Solved – C4.5 How to select the split point (threshold) for a Continuous Attribute

cartthreshold

Using the "play golf" or "play ball" data (listed at the bottom), to pick the root node we look at Outlook, Temperature, Humidity, and Wind, to see which has the highest GainRatio.

Now, Outlook will be chosen as the attribute with the highest GainRatio. However, I am confused that Humidity (a Continuous Attribute) selects the split point 80 having a GainRatio=0.1087, while 65 has a higher GainRatio=0.1285. The split point 80 does have a higher Gain, but not GainRatio.

I have seen literature say roughly "pick the split point for a continuous attribute to be the one giving the most gain"… this seems counterintuitive to me that the split point is based on Gain alone, opposed to when comparing all the attributes you select the highest GainRatio to be the next decision node.

I hope to gain some clarity here.

Thanks.

EDIT:
The crux of the question is: what is the appropriate method for selecting the threshold split point of a continuous attribute? Is it (1) the Gain or (2) the Gain Ratio?

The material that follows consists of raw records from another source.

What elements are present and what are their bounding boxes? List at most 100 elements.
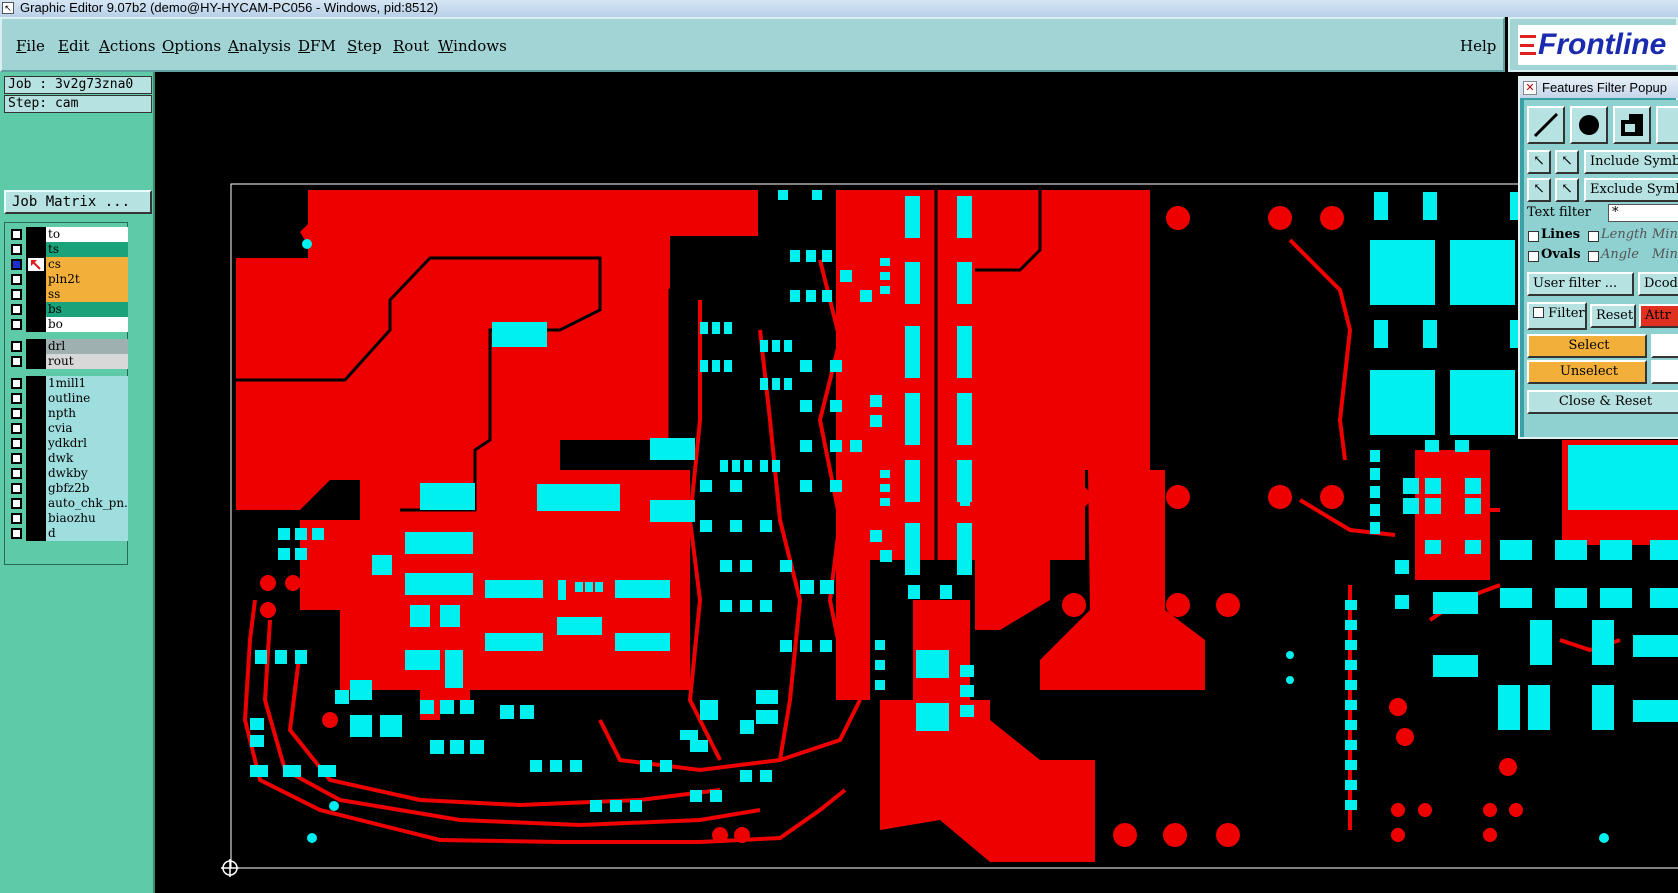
text-filter-button[interactable] (1656, 106, 1678, 144)
layer-row-gbfz2b[interactable]: gbfz2b (9, 481, 128, 496)
layer-checkbox[interactable] (11, 289, 22, 300)
layer-name[interactable]: dwk (46, 451, 128, 466)
layer-checkbox[interactable] (11, 408, 22, 419)
exclude-pick-button[interactable]: ↖ (1527, 178, 1551, 202)
layer-swatch[interactable] (26, 406, 46, 421)
layer-checkbox[interactable] (11, 274, 22, 285)
job-matrix-button[interactable]: Job Matrix ... (4, 190, 152, 214)
layer-checkbox[interactable] (11, 528, 22, 539)
menu-step[interactable]: Step (347, 37, 382, 55)
filter-checkbox[interactable] (1533, 307, 1544, 318)
layer-swatch[interactable] (26, 257, 46, 272)
layer-row-bs[interactable]: bs (9, 302, 128, 317)
layer-name[interactable]: d (46, 526, 128, 541)
angle-checkbox[interactable] (1588, 251, 1599, 262)
layer-name[interactable]: bo (46, 317, 128, 332)
layer-name[interactable]: drl (46, 339, 128, 354)
layer-checkbox[interactable] (11, 304, 22, 315)
close-reset-button[interactable]: Close & Reset (1527, 390, 1678, 414)
layer-name[interactable]: rout (46, 354, 128, 369)
layer-name[interactable]: outline (46, 391, 128, 406)
layer-checkbox[interactable] (11, 244, 22, 255)
layer-swatch[interactable] (26, 287, 46, 302)
layer-row-1mill1[interactable]: 1mill1 (9, 376, 128, 391)
layer-row-dwkby[interactable]: dwkby (9, 466, 128, 481)
surface-filter-button[interactable] (1613, 106, 1651, 144)
layer-row-auto-chk-pn[interactable]: auto_chk_pn. (9, 496, 128, 511)
layer-row-cs[interactable]: cs (9, 257, 128, 272)
layer-checkbox[interactable] (11, 229, 22, 240)
layer-swatch[interactable] (26, 354, 46, 369)
layer-name[interactable]: cs (46, 257, 128, 272)
layer-checkbox[interactable] (11, 468, 22, 479)
layer-swatch[interactable] (26, 339, 46, 354)
layer-name[interactable]: gbfz2b (46, 481, 128, 496)
select-button[interactable]: Select (1527, 334, 1647, 358)
layer-swatch[interactable] (26, 481, 46, 496)
reset-button[interactable]: Reset (1590, 304, 1636, 328)
menu-file[interactable]: File (16, 37, 45, 55)
layer-name[interactable]: ydkdrl (46, 436, 128, 451)
exclude-symbols-button[interactable]: Exclude Symbols (1584, 178, 1678, 202)
layer-swatch[interactable] (26, 391, 46, 406)
popup-close-icon[interactable]: ✕ (1523, 81, 1537, 95)
layer-swatch[interactable] (26, 436, 46, 451)
layer-row-d[interactable]: d (9, 526, 128, 541)
layer-name[interactable]: biaozhu (46, 511, 128, 526)
menu-analysis[interactable]: Analysis (228, 37, 291, 55)
text-filter-input[interactable]: * (1608, 204, 1678, 222)
layer-swatch[interactable] (26, 451, 46, 466)
layer-checkbox[interactable] (11, 319, 22, 330)
attr-button[interactable]: Attr (1639, 304, 1678, 328)
layer-row-outline[interactable]: outline (9, 391, 128, 406)
layer-name[interactable]: npth (46, 406, 128, 421)
menu-dfm[interactable]: DFM (298, 37, 336, 55)
layer-row-drl[interactable]: drl (9, 339, 128, 354)
dcode-button[interactable]: Dcode (1638, 272, 1678, 296)
layer-row-npth[interactable]: npth (9, 406, 128, 421)
include-pick2-button[interactable]: ↖ (1555, 150, 1579, 174)
layer-checkbox[interactable] (11, 483, 22, 494)
layer-swatch[interactable] (26, 317, 46, 332)
layer-checkbox[interactable] (11, 378, 22, 389)
line-filter-button[interactable] (1527, 106, 1565, 144)
layer-name[interactable]: to (46, 227, 128, 242)
layer-name[interactable]: cvia (46, 421, 128, 436)
layer-swatch[interactable] (26, 526, 46, 541)
lines-checkbox[interactable] (1528, 231, 1539, 242)
ovals-checkbox[interactable] (1528, 251, 1539, 262)
layer-checkbox[interactable] (11, 423, 22, 434)
layer-name[interactable]: auto_chk_pn. (46, 496, 128, 511)
filter-toggle[interactable]: Filter (1527, 302, 1587, 330)
layer-name[interactable]: pln2t (46, 272, 128, 287)
menu-rout[interactable]: Rout (393, 37, 429, 55)
layer-name[interactable]: dwkby (46, 466, 128, 481)
layer-checkbox[interactable] (11, 356, 22, 367)
layer-checkbox[interactable] (11, 498, 22, 509)
menu-help[interactable]: Help (1460, 37, 1496, 55)
layer-checkbox[interactable] (11, 341, 22, 352)
menu-edit[interactable]: Edit (58, 37, 89, 55)
layer-name[interactable]: ss (46, 287, 128, 302)
exclude-pick2-button[interactable]: ↖ (1555, 178, 1579, 202)
layer-name[interactable]: ts (46, 242, 128, 257)
layer-name[interactable]: bs (46, 302, 128, 317)
menu-options[interactable]: Options (162, 37, 221, 55)
layer-row-bo[interactable]: bo (9, 317, 128, 332)
layer-swatch[interactable] (26, 242, 46, 257)
layer-row-dwk[interactable]: dwk (9, 451, 128, 466)
menu-windows[interactable]: Windows (438, 37, 507, 55)
layer-row-ydkdrl[interactable]: ydkdrl (9, 436, 128, 451)
layer-swatch[interactable] (26, 376, 46, 391)
layer-checkbox[interactable] (11, 393, 22, 404)
layer-swatch[interactable] (26, 421, 46, 436)
pad-filter-button[interactable] (1570, 106, 1608, 144)
layer-row-to[interactable]: to (9, 227, 128, 242)
layer-swatch[interactable] (26, 496, 46, 511)
include-symbols-button[interactable]: Include Symbols (1584, 150, 1678, 174)
layer-row-ss[interactable]: ss (9, 287, 128, 302)
layer-swatch[interactable] (26, 511, 46, 526)
layer-row-cvia[interactable]: cvia (9, 421, 128, 436)
layer-checkbox[interactable] (11, 453, 22, 464)
layer-row-ts[interactable]: ts (9, 242, 128, 257)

The calculations are as follows:

OUTLOOK:
Gain = 0.2467
SplitInfo = 1.5774
Gain Ratio = 0.1564

TEMPERATURE:
Gain = 0.0292
SplitInfo = 1.5566
Gain Ratio = 0.0187

HUMIDITY:
Possible split points = { 65, 70, 75, 78, 80, 85, 90, 95, 96 }

Split 65:
Gain = 0.0477
SplitInfo = 0.3712
Gain Ratio = 0.1285

Split 80:
Gain = 0.1022
SplitInfo = 0.9402
Gain Ratio = 0.1087

WIND:
Gain = 0.0481
SplitInfo = 0.9852
Gain Ratio = 0.0488

DATA:
Outlook Temperature Humidity Wind Play
sun hot 85 low no
sun hot 90 high no
overcast hot 78 low yes
rain sweet 96 low yes
rain cold 80 low yes
rain cold 70 high no
overcast cold 65 high yes
sun sweet 95 low no
sun cold 70 low yes
rain sweet 80 low yes
sun sweet 70 high yes
overcast sweet 90 high yes
overcast hot 75 low yes
rain sweet 80 high no

  • sorry, could not format data nicely

Best Answer

More sophisticated capabilities for handling continuous attributes are covered by Quinlan. We run into a conundrum here because the gain ratio will also be influenced by the actual threshold used by the continuous-valued attribute.

In particular, if the threshold apportions the instances nearly equally, then the gain ratio is minimal (since the entropy of the variable falls in the denominator). Therefore, Quinlan advocates going back to the regular information gain for choosing a threshold but continuing the use of the gain ratio for choosing the attribute in the first place.